Deschesnaux quitta la chambre avec une expression de rage muette. Cambrai le suivit d’appartement en appartement, en lui posant maintes questions auxquelles il ne répondit pas. Lorsqu’il fut arrivé dans la salle à déjeuner, il demanda :

— Où est le docteur ?

— Dans son laboratoire, mais on ne peut lui parler dans ce moment, si nous ne voulons détruire l’effet de ses divines études.

— Oui, Cambrai, il étudie la théologie du diable. Mais toutes les heures sont bonnes quand je veux lui parler. Conduis-moi à son « pandémonium[1]. »

Cambrai guida Deschesnaux jusqu’à l’appartement souterrain occupé par le chimiste Théodorus. La porte était fermée. À force de cris et de coups, Deschesnaux parvint à arracher le sage à ses travaux. Théodorus ouvrit la porte ; mais ses yeux étaient obscurcis par les vapeurs de l’alambic sur lequel il méditait ; il ne reconnut pas de suite Deschesnaux, et dit :

— Serai-je donc toujours rappelé des affaires du ciel à celles de la terre ?

— À celles de l’enfer ! Mais nous avons besoin, Cambrai et moi, d’avoir une conférence avec vous.

En disant ces mots, Deschesnaux ferma la porte, et ils se mirent à délibérer tous les trois.

Pendant ce temps la pauvre femme arpentait fiévreusement sa chambre.

— Le scélérat, le traître ! je l’ai démasqué, Louise. J’ai attendu que le serpent déroulât devant moi tous ses replis. Et toi, époux pour qui j’ai sacrifié ce que j’avais de plus cher au monde, serait-il possible que tu m’eusses ordonné de nier, un seul instant, les nœuds sacrés qui nous unissent ? Oh ! le doute même est une injure ! L’infâme a menti, c’est lui qui a tout tramé. Louise, je ne puis plus rester ici. Je crains Deschesnaux, je crains ton père.

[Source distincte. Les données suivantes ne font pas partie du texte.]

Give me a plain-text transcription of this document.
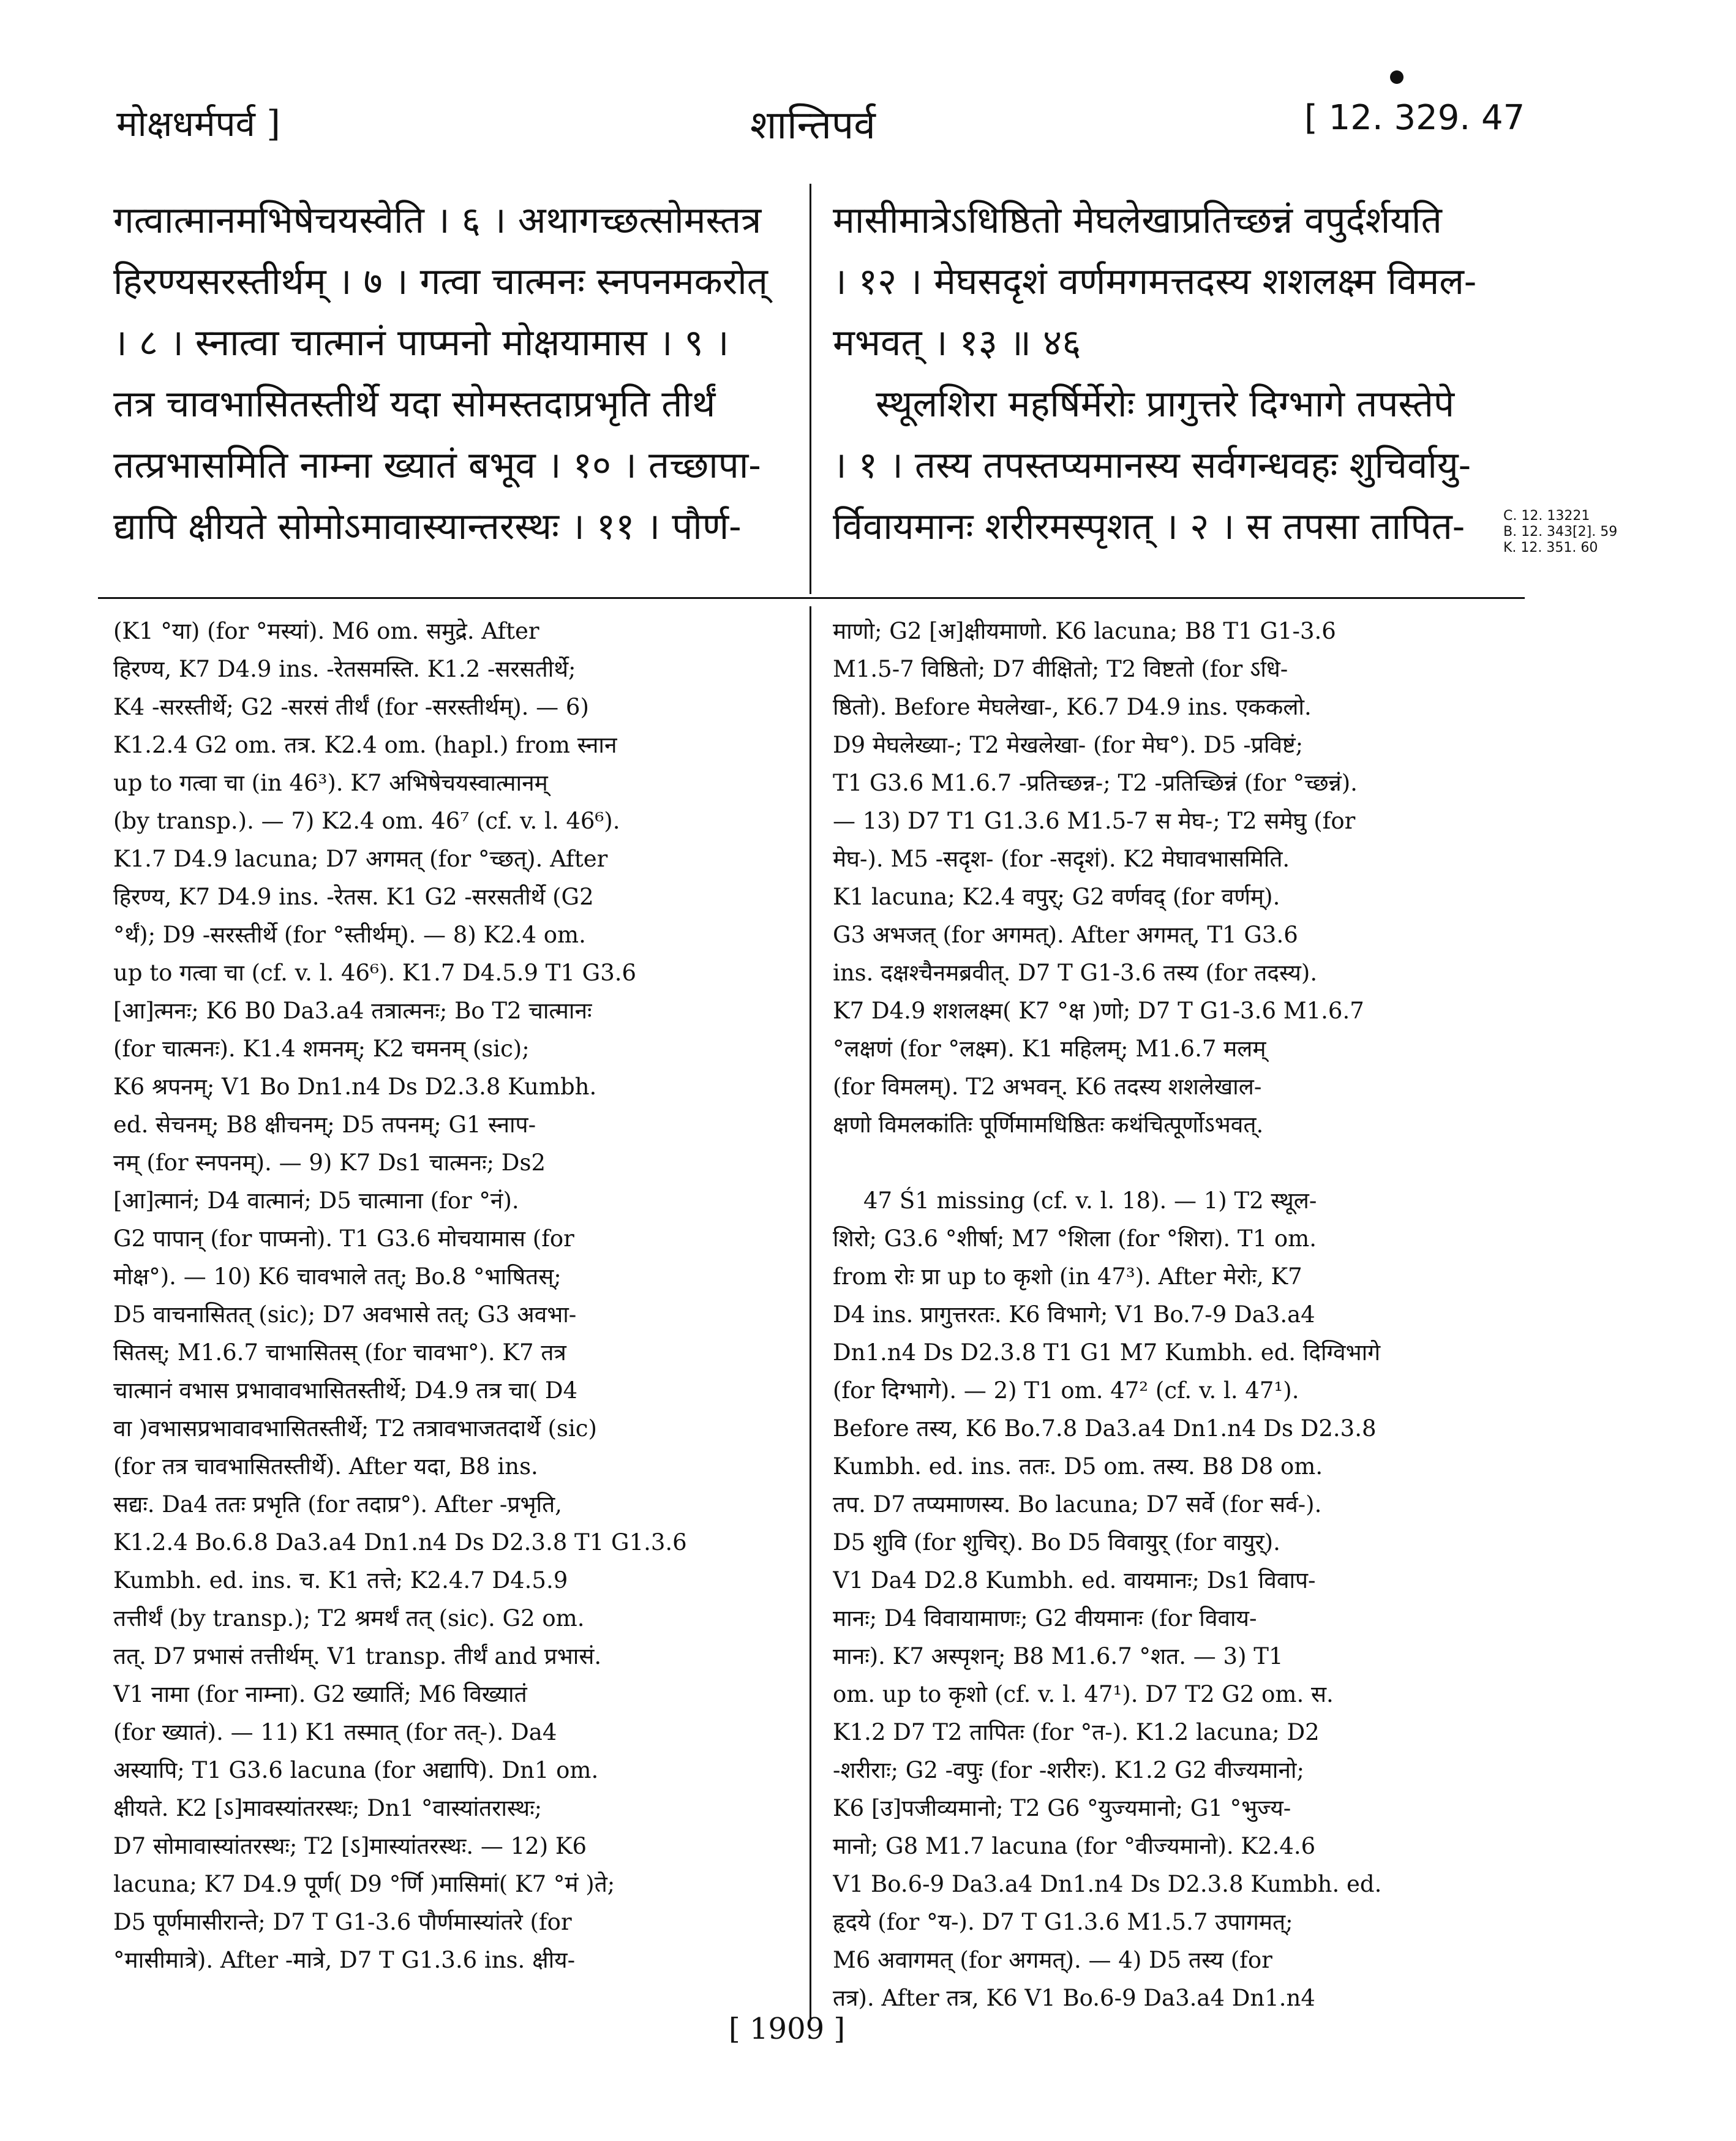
मोक्षधर्मपर्व ]	शान्तिपर्व	[ 12. 329. 47
गत्वात्मानमभिषेचयस्वेति । ६ । अथागच्छत्सोमस्तत्र
हिरण्यसरस्तीर्थम् । ७ । गत्वा चात्मनः स्नपनमकरोत्
। ८ । स्नात्वा चात्मानं पाप्मनो मोक्षयामास । ९ ।
तत्र चावभासितस्तीर्थे यदा सोमस्तदाप्रभृति तीर्थं
तत्प्रभासमिति नाम्ना ख्यातं बभूव । १० । तच्छापा-
द्यापि क्षीयते सोमोऽमावास्यान्तरस्थः । ११ । पौर्ण-
मासीमात्रेऽधिष्ठितो मेघलेखाप्रतिच्छन्नं वपुर्दर्शयति
। १२ । मेघसदृशं वर्णमगमत्तदस्य शशलक्ष्म विमल-
मभवत् । १३ ॥ ४६
स्थूलशिरा महर्षिर्मेरोः प्रागुत्तरे दिग्भागे तपस्तेपे
। १ । तस्य तपस्तप्यमानस्य सर्वगन्धवहः शुचिर्वायु-
र्विवायमानः शरीरमस्पृशत् । २ । स तपसा तापित-	C. 12. 13221
B. 12. 343[2]. 59
K. 12. 351. 60
(K1 °या) (for °मस्यां). M6 om. समुद्रे. After
हिरण्य, K7 D4.9 ins. -रेतसमस्ति. K1.2 -सरसतीर्थे;
K4 -सरस्तीर्थे; G2 -सरसं तीर्थं (for -सरस्तीर्थम्). — 6)
K1.2.4 G2 om. तत्र. K2.4 om. (hapl.) from स्नान
up to गत्वा चा (in 46³). K7 अभिषेचयस्वात्मानम्
(by transp.). — 7) K2.4 om. 46⁷ (cf. v. l. 46⁶).
K1.7 D4.9 lacuna; D7 अगमत् (for °च्छत्). After
हिरण्य, K7 D4.9 ins. -रेतस. K1 G2 -सरसतीर्थे (G2
°र्थं); D9 -सरस्तीर्थे (for °स्तीर्थम्). — 8) K2.4 om.
up to गत्वा चा (cf. v. l. 46⁶). K1.7 D4.5.9 T1 G3.6
[आ]त्मनः; K6 B0 Da3.a4 तत्रात्मनः; Bo T2 चात्मानः
(for चात्मनः). K1.4 शमनम्; K2 चमनम् (sic);
K6 श्रपनम्; V1 Bo Dn1.n4 Ds D2.3.8 Kumbh.
ed. सेचनम्; B8 क्षीचनम्; D5 तपनम्; G1 स्नाप-
नम् (for स्नपनम्). — 9) K7 Ds1 चात्मनः; Ds2
[आ]त्मानं; D4 वात्मानं; D5 चात्माना (for °नं).
G2 पापान् (for पाप्मनो). T1 G3.6 मोचयामास (for
मोक्ष°). — 10) K6 चावभाले तत्; Bo.8 °भाषितस्;
D5 वाचनासितत् (sic); D7 अवभासे तत्; G3 अवभा-
सितस्; M1.6.7 चाभासितस् (for चावभा°). K7 तत्र
चात्मानं वभास प्रभावावभासितस्तीर्थे; D4.9 तत्र चा( D4
वा )वभासप्रभावावभासितस्तीर्थे; T2 तत्रावभाजतदार्थे (sic)
(for तत्र चावभासितस्तीर्थे). After यदा, B8 ins.
सद्यः. Da4 ततः प्रभृति (for तदाप्र°). After -प्रभृति,
K1.2.4 Bo.6.8 Da3.a4 Dn1.n4 Ds D2.3.8 T1 G1.3.6
Kumbh. ed. ins. च. K1 तत्ते; K2.4.7 D4.5.9
तत्तीर्थं (by transp.); T2 श्रमर्थं तत् (sic). G2 om.
तत्. D7 प्रभासं तत्तीर्थम्. V1 transp. तीर्थं and प्रभासं.
V1 नामा (for नाम्ना). G2 ख्यातिं; M6 विख्यातं
(for ख्यातं). — 11) K1 तस्मात् (for तत्-). Da4
अस्यापि; T1 G3.6 lacuna (for अद्यापि). Dn1 om.
क्षीयते. K2 [ऽ]मावस्यांतरस्थः; Dn1 °वास्यांतरास्थः;
D7 सोमावास्यांतरस्थः; T2 [ऽ]मास्यांतरस्थः. — 12) K6
lacuna; K7 D4.9 पूर्ण( D9 °र्णि )मासिमां( K7 °मं )ते;
D5 पूर्णमासीरान्ते; D7 T G1-3.6 पौर्णमास्यांतरे (for
°मासीमात्रे). After -मात्रे, D7 T G1.3.6 ins. क्षीय-
माणो; G2 [अ]क्षीयमाणो. K6 lacuna; B8 T1 G1-3.6
M1.5-7 विष्ठितो; D7 वीक्षितो; T2 विष्टतो (for ऽधि-
ष्ठितो). Before मेघलेखा-, K6.7 D4.9 ins. एककलो.
D9 मेघलेख्या-; T2 मेखलेखा- (for मेघ°). D5 -प्रविष्टं;
T1 G3.6 M1.6.7 -प्रतिच्छन्न-; T2 -प्रतिच्छिन्नं (for °च्छन्नं).
— 13) D7 T1 G1.3.6 M1.5-7 स मेघ-; T2 समेघु (for
मेघ-). M5 -सदृश- (for -सदृशं). K2 मेघावभासमिति.
K1 lacuna; K2.4 वपुर्; G2 वर्णवद् (for वर्णम्).
G3 अभजत् (for अगमत्). After अगमत्, T1 G3.6
ins. दक्षश्चैनमब्रवीत्. D7 T G1-3.6 तस्य (for तदस्य).
K7 D4.9 शशलक्ष्म( K7 °क्ष )णो; D7 T G1-3.6 M1.6.7
°लक्षणं (for °लक्ष्म). K1 महिलम्; M1.6.7 मलम्
(for विमलम्). T2 अभवन्. K6 तदस्य शशलेखाल-
क्षणो विमलकांतिः पूर्णिमामधिष्ठितः कथंचित्पूर्णोऽभवत्.
47 Ś1 missing (cf. v. l. 18). — 1) T2 स्थूल-
शिरो; G3.6 °शीर्षा; M7 °शिला (for °शिरा). T1 om.
from रोः प्रा up to कृशो (in 47³). After मेरोः, K7
D4 ins. प्रागुत्तरतः. K6 विभागे; V1 Bo.7-9 Da3.a4
Dn1.n4 Ds D2.3.8 T1 G1 M7 Kumbh. ed. दिग्विभागे
(for दिग्भागे). — 2) T1 om. 47² (cf. v. l. 47¹).
Before तस्य, K6 Bo.7.8 Da3.a4 Dn1.n4 Ds D2.3.8
Kumbh. ed. ins. ततः. D5 om. तस्य. B8 D8 om.
तप. D7 तप्यमाणस्य. Bo lacuna; D7 सर्वे (for सर्व-).
D5 शुवि (for शुचिर्). Bo D5 विवायुर् (for वायुर्).
V1 Da4 D2.8 Kumbh. ed. वायमानः; Ds1 विवाप-
मानः; D4 विवायामाणः; G2 वीयमानः (for विवाय-
मानः). K7 अस्पृशन्; B8 M1.6.7 °शत. — 3) T1
om. up to कृशो (cf. v. l. 47¹). D7 T2 G2 om. स.
K1.2 D7 T2 तापितः (for °त-). K1.2 lacuna; D2
-शरीराः; G2 -वपुः (for -शरीरः). K1.2 G2 वीज्यमानो;
K6 [उ]पजीव्यमानो; T2 G6 °युज्यमानो; G1 °भुज्य-
मानो; G8 M1.7 lacuna (for °वीज्यमानो). K2.4.6
V1 Bo.6-9 Da3.a4 Dn1.n4 Ds D2.3.8 Kumbh. ed.
हृदये (for °य-). D7 T G1.3.6 M1.5.7 उपागमत्;
M6 अवागमत् (for अगमत्). — 4) D5 तस्य (for
तत्र). After तत्र, K6 V1 Bo.6-9 Da3.a4 Dn1.n4
[ 1909 ]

Je veux fuir ce lieu.

— Oh ! madame, n’ayez pas de mauvais soupçons contre mon père. Il est sévère ; il exécute avec rigidité les ordres qu’on lui donne ; mais il n’est pas capable…

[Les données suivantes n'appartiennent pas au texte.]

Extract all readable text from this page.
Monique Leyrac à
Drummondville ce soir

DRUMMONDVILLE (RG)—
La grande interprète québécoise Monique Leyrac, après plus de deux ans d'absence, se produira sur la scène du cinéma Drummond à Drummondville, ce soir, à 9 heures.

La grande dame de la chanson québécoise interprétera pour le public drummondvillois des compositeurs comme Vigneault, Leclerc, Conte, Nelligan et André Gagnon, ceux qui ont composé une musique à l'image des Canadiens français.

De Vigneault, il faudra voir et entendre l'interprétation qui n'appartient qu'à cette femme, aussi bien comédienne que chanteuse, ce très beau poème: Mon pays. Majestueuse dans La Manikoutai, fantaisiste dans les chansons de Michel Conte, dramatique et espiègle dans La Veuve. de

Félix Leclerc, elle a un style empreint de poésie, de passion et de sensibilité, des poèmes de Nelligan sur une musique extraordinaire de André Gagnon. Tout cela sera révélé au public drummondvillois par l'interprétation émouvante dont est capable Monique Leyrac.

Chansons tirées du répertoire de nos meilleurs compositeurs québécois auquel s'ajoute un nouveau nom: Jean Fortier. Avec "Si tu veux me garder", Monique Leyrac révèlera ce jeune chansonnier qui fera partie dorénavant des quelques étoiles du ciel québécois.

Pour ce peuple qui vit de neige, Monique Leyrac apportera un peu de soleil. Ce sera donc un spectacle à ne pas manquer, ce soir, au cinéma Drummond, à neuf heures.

En ce moment, Cambrai entra dans la chambre, tenant à la main une coupe et un flacon. Ses manières étaient étranges. Au lieu de son ton bourru habituel, il essayait d’avoir un air bienveillant. Il apportait, dit-il, à Mme Hocquart un cordial précieux pour la remettre de l’émotion qu’elle venait d’éprouver. Sa main et sa voix tremblaient, et son maintien était tellement suspect que Louise, qui l’observait avec étonnement, parut tout à coup se préparer à une action hardie. Elle s’avança et dit d’un ton ferme :

— Mon père, je remplirai la coupe pour ma noble maîtresse.

— Non, mon enfant, répondit vivement Cambrai, ce n’est pas toi qui rendras ce service à madame.

— Pourquoi non, je vous prie, mon père ?

— Pourquoi ? fit-il en hésitant ; parce que… parce que je le veux.

— Donnez-moi ce flacon, mon père, — et elle le lui prit des mains, — donnez ; ce qui peut faire du bien à ma maîtresse, ne saurait me faire du mal. Mon père, à votre santé !…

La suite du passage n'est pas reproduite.